Display values from table

Right now I have:

[php]
$page_id = 0;
$page_id = $_GET[‘id’];
if ($page_id==0)
{
echo “
Error: Page ID Not specified. Comments disabled.”;
}
else
{
echo “
Comments:
”;
$con = mysql_connect(“localhost”,“dbname”,“dbass”);
if (!$con)
{
die('Could not connect: ’ . mysql_error());
}
mysql_select_db(“dbname”, $con);
$comments = mysql_query (“SELECT * FROM comments WHERE Page==$page_id”);
echo $comments[‘Content’];
mysql_close ($con);
}
[/php]

to try and display all content values from a table where the value for “Page” is equal to $page_id specified in the url. However, I have to records in the table that fit this specification, and the content value isn’t visible.

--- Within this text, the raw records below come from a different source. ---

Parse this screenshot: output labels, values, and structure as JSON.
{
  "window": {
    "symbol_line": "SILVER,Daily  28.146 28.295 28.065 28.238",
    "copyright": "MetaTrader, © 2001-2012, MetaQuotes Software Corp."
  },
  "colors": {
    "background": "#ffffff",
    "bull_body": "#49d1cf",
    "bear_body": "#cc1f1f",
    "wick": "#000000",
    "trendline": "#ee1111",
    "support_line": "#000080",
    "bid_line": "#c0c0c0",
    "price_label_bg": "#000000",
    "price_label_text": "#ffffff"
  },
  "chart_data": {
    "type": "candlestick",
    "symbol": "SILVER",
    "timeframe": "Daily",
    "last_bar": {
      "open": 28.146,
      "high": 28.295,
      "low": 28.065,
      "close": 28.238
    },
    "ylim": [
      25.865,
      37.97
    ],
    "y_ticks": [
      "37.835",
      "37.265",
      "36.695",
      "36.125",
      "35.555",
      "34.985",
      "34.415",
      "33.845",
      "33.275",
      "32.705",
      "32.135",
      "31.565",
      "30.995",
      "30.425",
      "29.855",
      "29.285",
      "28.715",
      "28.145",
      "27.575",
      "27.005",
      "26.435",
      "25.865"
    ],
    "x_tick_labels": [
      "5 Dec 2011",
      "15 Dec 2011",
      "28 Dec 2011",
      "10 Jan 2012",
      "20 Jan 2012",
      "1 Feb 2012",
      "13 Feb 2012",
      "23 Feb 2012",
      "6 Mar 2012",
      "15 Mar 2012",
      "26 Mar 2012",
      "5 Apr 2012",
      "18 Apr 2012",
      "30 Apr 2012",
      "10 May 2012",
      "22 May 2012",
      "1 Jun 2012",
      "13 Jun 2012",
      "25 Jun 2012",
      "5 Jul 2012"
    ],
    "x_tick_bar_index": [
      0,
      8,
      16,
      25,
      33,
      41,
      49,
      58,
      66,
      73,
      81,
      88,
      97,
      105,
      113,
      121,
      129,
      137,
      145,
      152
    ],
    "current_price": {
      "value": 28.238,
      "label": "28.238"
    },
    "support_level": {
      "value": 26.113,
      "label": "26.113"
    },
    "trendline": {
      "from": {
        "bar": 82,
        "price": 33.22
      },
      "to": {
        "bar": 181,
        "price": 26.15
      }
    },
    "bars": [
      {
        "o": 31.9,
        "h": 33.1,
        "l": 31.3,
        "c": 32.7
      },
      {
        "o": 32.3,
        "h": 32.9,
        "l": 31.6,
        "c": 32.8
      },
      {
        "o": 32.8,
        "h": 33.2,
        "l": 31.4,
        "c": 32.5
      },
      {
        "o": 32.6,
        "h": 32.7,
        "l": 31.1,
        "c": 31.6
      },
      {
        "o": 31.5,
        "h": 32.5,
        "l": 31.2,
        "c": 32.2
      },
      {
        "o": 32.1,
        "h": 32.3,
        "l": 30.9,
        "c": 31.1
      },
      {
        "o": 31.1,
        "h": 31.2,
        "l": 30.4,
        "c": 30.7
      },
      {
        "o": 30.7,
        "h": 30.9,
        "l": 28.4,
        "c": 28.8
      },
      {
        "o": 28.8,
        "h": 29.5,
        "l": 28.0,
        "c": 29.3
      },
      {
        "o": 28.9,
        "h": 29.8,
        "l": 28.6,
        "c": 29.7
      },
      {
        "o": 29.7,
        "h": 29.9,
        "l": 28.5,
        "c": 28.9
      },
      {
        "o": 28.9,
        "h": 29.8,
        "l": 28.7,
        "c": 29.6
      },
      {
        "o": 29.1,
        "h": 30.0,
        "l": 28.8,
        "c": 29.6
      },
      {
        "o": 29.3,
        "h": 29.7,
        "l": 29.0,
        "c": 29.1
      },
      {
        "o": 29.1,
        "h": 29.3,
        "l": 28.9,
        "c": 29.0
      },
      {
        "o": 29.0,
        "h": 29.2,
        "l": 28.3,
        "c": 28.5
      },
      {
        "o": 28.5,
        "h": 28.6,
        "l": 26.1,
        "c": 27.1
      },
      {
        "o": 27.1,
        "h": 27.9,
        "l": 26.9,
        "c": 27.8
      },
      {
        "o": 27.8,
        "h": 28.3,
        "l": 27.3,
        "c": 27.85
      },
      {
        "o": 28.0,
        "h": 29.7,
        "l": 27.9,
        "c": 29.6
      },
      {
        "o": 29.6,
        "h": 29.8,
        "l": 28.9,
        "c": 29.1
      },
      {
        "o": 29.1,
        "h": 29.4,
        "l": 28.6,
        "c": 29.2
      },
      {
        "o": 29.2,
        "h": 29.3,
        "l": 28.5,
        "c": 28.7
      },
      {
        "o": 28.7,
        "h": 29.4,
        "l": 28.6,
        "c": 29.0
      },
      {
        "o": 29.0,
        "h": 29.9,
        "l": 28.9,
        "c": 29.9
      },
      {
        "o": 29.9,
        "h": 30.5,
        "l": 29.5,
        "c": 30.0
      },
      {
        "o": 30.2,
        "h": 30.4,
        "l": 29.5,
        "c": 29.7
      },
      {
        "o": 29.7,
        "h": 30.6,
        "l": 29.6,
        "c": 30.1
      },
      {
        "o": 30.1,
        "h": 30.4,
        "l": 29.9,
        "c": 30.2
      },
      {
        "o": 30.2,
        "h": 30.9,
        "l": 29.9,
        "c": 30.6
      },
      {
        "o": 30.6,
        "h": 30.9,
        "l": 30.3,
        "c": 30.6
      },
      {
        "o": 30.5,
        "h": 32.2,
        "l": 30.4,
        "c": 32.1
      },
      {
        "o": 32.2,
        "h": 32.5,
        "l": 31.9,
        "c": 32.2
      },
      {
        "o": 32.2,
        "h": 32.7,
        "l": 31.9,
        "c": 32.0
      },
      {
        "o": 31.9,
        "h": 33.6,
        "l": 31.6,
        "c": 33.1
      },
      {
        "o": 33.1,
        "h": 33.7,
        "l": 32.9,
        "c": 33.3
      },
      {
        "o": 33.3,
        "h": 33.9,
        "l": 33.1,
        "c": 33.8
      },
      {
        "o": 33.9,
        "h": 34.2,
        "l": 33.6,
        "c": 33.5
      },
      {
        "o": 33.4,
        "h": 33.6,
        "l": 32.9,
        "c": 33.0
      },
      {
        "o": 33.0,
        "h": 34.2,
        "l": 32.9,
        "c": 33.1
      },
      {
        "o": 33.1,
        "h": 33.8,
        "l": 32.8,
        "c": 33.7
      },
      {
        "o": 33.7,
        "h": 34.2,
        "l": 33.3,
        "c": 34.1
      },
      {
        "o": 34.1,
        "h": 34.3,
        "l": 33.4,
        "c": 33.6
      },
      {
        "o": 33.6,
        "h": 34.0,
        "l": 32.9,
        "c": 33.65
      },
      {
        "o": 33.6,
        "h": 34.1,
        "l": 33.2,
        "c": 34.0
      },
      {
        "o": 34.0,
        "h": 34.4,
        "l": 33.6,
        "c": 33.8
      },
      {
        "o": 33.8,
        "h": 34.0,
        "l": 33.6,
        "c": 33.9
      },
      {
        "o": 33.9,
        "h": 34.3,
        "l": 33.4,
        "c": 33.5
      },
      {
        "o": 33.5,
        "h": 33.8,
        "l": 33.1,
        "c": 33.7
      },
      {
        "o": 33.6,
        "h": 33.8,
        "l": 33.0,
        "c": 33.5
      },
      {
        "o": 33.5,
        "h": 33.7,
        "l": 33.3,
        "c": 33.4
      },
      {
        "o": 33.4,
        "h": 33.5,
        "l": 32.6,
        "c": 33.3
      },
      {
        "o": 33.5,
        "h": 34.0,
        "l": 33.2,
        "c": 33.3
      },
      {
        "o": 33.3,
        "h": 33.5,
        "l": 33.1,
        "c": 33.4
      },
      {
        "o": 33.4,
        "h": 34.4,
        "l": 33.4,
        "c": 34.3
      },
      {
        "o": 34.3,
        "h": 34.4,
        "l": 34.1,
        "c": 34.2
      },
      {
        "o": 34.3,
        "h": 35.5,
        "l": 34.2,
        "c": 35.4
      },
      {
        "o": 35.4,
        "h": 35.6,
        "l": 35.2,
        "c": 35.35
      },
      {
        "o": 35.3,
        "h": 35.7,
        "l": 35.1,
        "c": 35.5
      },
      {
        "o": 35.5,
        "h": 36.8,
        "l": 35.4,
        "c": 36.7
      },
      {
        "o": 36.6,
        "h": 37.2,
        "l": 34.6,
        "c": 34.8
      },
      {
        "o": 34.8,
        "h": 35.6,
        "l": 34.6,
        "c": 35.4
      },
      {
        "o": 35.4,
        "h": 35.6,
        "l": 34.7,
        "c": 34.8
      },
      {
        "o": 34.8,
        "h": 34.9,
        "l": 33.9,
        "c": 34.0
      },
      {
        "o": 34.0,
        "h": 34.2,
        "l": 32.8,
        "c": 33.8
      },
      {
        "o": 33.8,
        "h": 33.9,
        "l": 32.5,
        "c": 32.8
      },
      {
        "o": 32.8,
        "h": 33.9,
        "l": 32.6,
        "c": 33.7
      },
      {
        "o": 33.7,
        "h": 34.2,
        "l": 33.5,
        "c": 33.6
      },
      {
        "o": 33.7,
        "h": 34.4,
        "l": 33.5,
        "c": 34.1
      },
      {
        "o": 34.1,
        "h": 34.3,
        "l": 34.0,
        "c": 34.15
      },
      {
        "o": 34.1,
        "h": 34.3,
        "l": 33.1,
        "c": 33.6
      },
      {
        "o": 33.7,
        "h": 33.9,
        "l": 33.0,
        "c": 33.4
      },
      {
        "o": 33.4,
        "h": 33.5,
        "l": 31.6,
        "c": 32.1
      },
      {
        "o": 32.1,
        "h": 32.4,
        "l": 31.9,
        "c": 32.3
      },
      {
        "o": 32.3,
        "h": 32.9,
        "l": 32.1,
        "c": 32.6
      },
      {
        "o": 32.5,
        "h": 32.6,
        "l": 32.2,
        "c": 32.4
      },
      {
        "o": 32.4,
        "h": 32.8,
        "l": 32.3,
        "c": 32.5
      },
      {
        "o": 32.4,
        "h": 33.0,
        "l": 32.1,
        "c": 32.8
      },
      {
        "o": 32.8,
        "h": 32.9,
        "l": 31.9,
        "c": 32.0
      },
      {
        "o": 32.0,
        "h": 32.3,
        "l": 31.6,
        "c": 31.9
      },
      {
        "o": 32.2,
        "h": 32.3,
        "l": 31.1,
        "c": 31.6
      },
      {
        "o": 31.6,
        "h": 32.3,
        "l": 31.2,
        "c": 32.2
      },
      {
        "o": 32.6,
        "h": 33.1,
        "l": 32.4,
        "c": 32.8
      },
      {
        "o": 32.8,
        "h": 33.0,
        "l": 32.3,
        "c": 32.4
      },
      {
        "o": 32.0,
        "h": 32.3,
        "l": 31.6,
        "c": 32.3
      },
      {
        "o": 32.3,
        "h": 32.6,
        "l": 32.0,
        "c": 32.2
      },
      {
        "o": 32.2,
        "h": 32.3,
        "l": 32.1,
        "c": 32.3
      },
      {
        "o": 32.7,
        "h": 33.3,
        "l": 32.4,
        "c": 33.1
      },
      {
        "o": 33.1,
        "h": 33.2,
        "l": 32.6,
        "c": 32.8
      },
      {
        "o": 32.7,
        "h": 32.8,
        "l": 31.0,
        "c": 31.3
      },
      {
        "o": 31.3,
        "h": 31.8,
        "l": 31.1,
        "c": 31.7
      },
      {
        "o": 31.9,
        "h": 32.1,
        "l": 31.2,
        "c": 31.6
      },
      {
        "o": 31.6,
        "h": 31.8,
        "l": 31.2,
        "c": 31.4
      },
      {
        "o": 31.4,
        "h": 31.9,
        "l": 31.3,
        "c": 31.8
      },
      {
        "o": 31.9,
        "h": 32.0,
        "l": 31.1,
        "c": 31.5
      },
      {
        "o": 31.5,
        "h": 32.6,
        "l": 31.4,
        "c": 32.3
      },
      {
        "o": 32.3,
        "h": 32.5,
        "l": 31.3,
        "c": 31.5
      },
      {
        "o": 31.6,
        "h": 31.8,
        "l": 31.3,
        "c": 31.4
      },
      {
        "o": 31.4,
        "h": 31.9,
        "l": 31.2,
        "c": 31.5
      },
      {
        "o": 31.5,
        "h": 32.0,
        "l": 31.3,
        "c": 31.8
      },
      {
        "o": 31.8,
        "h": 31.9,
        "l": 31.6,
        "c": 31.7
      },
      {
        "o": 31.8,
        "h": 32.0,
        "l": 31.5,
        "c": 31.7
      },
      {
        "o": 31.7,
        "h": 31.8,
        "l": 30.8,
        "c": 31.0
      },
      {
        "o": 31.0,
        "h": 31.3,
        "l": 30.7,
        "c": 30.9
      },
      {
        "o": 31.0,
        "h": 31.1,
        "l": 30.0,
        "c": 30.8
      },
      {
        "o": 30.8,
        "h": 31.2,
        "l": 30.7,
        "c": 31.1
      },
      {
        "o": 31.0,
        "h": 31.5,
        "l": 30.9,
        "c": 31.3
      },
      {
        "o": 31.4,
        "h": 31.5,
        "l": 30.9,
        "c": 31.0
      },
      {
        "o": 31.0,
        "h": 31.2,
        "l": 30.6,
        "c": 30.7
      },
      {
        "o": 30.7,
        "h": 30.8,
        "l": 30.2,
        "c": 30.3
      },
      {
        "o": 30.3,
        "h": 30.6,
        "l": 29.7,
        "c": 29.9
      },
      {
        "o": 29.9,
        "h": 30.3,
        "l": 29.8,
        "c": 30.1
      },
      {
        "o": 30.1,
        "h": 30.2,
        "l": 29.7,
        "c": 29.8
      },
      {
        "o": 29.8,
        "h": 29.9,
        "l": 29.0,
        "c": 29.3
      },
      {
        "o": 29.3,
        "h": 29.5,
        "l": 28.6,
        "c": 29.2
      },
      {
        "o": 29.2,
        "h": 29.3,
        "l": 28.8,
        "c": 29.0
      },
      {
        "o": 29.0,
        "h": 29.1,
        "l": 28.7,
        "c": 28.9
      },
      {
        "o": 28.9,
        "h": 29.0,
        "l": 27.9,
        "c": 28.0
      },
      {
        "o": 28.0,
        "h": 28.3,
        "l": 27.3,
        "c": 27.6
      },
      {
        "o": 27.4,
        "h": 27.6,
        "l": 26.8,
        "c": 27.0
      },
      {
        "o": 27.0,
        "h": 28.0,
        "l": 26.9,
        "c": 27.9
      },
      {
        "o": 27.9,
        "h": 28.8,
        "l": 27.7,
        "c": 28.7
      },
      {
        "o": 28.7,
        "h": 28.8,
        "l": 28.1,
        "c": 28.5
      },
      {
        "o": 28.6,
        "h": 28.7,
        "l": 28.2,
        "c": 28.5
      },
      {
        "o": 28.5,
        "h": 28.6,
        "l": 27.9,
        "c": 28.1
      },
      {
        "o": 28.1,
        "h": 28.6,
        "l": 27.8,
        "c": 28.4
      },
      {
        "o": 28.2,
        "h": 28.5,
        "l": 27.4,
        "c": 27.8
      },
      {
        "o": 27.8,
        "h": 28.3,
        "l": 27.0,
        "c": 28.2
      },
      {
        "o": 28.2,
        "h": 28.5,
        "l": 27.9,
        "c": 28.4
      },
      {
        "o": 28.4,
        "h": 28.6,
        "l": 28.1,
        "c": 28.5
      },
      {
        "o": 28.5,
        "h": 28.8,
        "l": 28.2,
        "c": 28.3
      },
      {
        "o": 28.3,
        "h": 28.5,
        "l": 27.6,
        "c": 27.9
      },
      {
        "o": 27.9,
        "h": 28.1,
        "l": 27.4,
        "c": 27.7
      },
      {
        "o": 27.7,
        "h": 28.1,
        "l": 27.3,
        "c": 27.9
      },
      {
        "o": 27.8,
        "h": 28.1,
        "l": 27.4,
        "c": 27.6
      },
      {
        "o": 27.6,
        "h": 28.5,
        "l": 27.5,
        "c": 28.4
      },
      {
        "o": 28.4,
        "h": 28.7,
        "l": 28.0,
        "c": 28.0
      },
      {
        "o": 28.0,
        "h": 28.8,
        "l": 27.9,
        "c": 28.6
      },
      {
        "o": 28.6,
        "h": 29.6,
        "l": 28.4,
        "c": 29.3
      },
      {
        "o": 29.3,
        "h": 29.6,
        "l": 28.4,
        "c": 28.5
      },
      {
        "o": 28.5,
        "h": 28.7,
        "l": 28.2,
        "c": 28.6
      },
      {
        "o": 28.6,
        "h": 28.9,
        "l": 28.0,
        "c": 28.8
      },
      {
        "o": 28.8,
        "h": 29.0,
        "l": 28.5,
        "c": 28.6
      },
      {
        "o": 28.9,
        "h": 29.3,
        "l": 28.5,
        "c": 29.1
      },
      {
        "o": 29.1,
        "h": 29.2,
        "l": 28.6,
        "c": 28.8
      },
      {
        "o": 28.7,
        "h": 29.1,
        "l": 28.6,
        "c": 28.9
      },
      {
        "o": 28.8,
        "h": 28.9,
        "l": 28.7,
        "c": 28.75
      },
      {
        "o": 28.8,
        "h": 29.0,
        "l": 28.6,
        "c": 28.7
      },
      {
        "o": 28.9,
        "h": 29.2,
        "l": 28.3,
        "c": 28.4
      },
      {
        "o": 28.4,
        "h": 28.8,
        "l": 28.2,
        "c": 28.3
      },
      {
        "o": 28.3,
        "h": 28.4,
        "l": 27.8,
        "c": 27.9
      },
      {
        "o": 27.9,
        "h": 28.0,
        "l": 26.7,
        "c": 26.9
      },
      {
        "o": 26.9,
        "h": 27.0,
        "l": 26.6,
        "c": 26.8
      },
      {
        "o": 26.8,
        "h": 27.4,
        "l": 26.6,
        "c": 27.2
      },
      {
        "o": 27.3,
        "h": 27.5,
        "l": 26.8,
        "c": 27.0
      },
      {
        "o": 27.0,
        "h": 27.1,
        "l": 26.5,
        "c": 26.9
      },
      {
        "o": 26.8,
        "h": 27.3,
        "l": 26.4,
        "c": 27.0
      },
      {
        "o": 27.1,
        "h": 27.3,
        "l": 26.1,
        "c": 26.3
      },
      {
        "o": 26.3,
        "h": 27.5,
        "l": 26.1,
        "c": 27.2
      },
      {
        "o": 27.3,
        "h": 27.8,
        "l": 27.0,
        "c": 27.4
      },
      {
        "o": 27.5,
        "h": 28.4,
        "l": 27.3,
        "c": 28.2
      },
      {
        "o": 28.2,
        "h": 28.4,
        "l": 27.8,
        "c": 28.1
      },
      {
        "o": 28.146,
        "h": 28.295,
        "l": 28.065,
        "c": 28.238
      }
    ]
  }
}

When you run a SELECT query, mysql_query will return FALSE if it fails or a MySQL resource.

To use the MySQL resource, you can:

Check if any rows where returned (mysql_num_rows):
[php]$num_rows = mysql_num_rows($comments);

if($num_rows >= 1) {
echo ‘Do Something’;
}[/php]

Then, we can fetch records from the MySQL resource - using mysql_fetch_array:

[php]if($num_rows >= 1) {
while($row = mysql_fetch_array($comments)) {
echo $comments[‘Content’];
}
}[/php]

Also, your SQL query is invalid. In SQL, you use 1 equals sign for comparison:

[php]$comments = mysql_query (“SELECT * FROM comments WHERE Page==$page_id”);[/php]

Should be:

[php]$comments = mysql_query(“SELECT * FROM comments WHERE Page=$page_id”);[/php]

As well as this, if you’re getting input from the user, you MUST escape it first to prevent SQL injection:

[php]$page_id = mysql_real_escape_string($page_id);[/php]

I figured this out some time ago, but thanks anyways for the help.